Páginas

domingo, 17 de janeiro de 2021

DIÁRIO DA QUARENTENA (CLXXXVI)

 


Meu braço está esperando pela vacina – e não estou preocupado com a procedência do medicamento. Quero a imunidade o mais rápido possível. Ou melhor, quero a esperança de estar imune às diversas doenças (reais, simbólicas, imaginárias) que caracterizam a existência humana nestes tempos sombrios.

Outro dia alguém perguntou se, na impossibilidade de evitar as tragédias, não poderíamos ter uma tragédia normal? Fiquei pensando nos conceitos de tragédia e normal. Depois de constatar a beleza retórica dos oximoros, não fui muito longe.
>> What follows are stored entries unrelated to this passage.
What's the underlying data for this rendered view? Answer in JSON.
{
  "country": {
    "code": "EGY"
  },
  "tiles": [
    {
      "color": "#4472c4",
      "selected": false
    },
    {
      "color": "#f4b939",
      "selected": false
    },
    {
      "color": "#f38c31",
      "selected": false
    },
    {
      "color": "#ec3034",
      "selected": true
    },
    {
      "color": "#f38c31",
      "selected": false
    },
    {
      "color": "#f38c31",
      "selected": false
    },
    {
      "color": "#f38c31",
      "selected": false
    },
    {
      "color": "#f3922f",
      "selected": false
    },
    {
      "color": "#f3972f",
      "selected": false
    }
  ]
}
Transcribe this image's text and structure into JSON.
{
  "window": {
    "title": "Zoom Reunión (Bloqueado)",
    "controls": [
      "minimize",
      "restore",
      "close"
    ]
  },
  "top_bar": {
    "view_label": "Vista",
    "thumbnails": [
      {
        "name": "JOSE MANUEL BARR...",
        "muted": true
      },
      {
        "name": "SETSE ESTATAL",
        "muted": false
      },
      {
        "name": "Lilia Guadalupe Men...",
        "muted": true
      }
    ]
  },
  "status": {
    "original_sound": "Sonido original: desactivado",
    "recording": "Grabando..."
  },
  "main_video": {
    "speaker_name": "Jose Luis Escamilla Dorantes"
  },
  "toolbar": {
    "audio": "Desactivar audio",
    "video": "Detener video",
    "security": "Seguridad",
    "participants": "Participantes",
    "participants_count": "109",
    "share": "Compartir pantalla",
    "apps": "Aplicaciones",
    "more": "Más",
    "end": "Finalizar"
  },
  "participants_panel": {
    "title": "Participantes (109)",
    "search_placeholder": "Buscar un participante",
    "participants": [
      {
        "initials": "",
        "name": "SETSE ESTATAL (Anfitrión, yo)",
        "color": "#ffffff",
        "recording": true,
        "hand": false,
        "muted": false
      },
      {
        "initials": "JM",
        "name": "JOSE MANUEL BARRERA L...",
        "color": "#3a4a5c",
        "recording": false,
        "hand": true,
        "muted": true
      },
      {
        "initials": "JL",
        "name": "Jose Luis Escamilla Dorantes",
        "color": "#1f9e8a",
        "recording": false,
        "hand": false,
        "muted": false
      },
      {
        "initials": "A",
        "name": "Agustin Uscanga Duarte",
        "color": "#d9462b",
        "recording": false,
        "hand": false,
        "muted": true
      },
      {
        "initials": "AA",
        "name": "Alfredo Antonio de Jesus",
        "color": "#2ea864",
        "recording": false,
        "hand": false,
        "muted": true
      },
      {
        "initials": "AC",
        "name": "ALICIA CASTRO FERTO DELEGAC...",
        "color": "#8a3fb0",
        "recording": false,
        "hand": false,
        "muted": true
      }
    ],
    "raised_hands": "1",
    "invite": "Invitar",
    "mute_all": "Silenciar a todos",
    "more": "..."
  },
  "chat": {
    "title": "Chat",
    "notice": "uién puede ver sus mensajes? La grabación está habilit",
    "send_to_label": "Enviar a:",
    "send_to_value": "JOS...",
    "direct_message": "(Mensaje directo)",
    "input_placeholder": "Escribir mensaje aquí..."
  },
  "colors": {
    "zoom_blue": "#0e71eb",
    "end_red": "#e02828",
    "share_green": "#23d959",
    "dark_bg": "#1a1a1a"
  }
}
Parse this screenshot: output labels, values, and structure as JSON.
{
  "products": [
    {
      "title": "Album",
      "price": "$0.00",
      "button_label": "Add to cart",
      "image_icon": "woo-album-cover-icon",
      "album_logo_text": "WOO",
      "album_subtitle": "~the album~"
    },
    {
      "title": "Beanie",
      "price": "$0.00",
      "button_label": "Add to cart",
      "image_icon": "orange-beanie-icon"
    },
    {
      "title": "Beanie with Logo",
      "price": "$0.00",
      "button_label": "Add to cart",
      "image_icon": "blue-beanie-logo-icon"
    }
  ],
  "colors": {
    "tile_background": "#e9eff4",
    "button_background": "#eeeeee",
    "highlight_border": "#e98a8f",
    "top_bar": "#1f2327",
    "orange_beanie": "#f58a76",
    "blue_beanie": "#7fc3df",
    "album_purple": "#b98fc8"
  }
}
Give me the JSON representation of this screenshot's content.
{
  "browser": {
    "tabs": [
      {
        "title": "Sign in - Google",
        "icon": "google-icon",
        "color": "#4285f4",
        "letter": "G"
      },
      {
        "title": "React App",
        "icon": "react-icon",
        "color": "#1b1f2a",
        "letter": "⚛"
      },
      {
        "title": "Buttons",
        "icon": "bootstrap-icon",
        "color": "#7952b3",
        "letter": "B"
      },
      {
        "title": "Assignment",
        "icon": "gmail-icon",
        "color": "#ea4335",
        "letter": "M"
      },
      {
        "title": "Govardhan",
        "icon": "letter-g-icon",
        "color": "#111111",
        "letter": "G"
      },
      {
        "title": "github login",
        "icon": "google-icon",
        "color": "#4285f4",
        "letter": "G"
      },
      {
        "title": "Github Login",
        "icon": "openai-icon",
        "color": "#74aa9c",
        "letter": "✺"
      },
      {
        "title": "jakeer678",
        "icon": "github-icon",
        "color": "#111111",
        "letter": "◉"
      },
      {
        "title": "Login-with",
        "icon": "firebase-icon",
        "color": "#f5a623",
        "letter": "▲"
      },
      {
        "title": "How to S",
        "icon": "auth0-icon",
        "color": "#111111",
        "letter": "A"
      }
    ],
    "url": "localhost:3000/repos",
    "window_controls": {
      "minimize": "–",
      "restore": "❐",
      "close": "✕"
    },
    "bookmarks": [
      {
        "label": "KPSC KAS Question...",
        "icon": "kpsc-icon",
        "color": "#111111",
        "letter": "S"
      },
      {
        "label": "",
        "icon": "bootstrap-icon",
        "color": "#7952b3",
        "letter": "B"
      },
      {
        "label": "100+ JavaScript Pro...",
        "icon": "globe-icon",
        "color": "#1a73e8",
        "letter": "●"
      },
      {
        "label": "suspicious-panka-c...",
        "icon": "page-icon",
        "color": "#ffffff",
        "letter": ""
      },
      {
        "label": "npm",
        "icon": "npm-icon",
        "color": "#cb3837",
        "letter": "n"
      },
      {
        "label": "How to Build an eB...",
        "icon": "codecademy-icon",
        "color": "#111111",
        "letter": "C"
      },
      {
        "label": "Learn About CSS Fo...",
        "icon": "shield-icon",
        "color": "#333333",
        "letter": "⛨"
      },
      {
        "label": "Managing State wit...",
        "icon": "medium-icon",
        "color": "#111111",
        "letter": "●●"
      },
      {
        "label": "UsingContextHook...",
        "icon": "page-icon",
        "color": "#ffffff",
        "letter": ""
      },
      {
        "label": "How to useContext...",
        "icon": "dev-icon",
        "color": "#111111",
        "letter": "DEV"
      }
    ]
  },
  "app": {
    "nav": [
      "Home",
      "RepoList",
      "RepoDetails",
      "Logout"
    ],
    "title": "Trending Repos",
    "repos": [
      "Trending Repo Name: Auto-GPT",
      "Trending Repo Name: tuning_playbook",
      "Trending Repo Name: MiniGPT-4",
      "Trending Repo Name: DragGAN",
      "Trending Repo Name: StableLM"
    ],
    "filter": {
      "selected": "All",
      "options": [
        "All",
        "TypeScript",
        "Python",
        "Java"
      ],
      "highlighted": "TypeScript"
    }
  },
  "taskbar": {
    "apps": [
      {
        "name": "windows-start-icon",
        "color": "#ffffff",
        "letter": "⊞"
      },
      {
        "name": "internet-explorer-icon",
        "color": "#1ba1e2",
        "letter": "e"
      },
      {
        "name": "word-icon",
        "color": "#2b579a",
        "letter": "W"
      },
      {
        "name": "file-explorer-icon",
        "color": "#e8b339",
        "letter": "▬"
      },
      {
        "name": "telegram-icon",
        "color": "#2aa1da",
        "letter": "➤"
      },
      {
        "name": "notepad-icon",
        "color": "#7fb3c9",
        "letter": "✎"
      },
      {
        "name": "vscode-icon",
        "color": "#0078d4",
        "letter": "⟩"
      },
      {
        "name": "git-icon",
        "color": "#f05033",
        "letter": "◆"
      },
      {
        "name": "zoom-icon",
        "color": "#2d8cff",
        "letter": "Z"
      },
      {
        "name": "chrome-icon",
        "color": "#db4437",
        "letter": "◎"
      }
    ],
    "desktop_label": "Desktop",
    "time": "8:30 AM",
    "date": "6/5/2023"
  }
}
A afasia do discurso e o aturdimento impedem que se prenda o(s) vírus em um conjunto de palavras e, hermeneuticamente, seja possível desmontar a aflição.

Recusar os avanços da ciência sempre conduziu ao matadouro. Exemplos históricos não faltam. Sintomaticamente, é nos momentos de caos e falta de perspectivas que os profetas do apocalipse (αποκάλυψις) abandonam o inferno e invadem a Terra. As ilusões de um tempo novo, sem pecado, são arremessadas ao vento e encontram ouvidos atentos e dispostos a acolher esse chamado encantatório. O rebanho de ovelhas não consegue compreender que o mito faustiano promete o Paraíso e entrega a frustração (quer dizer, o abate). A necropolítica é o pretinho básico das sociedades predadoras.

A incompetência dos gestores da res publicæ se tornou visível na primeira crise, mas poucos se preocuparam com isso. Preferiram emular Pôncio Pilatos, aquele que terceirizou a responsabilidade. O mesmo procedimento foi adotado nas demais situações críticas, mostrando que a solidariedade, a empatia e a racionalidade se transformaram em elementos raros. O pesadelo parece não ter fim.

Desta vez, não há escapatória: o país está em metástase. O Brasil se transformou em um corpo tetraplégico – as instituições democráticas (salvo as exceções de sempre) parecem estar paralisadas. O Senado, a Câmara de Deputado e o Poder Judiciário não esboçam qualquer gesto para frear o ódio e a cegueira política. Talvez estejam esperando o colapso total. Não ficaria surpreso se a intenção fosse essa.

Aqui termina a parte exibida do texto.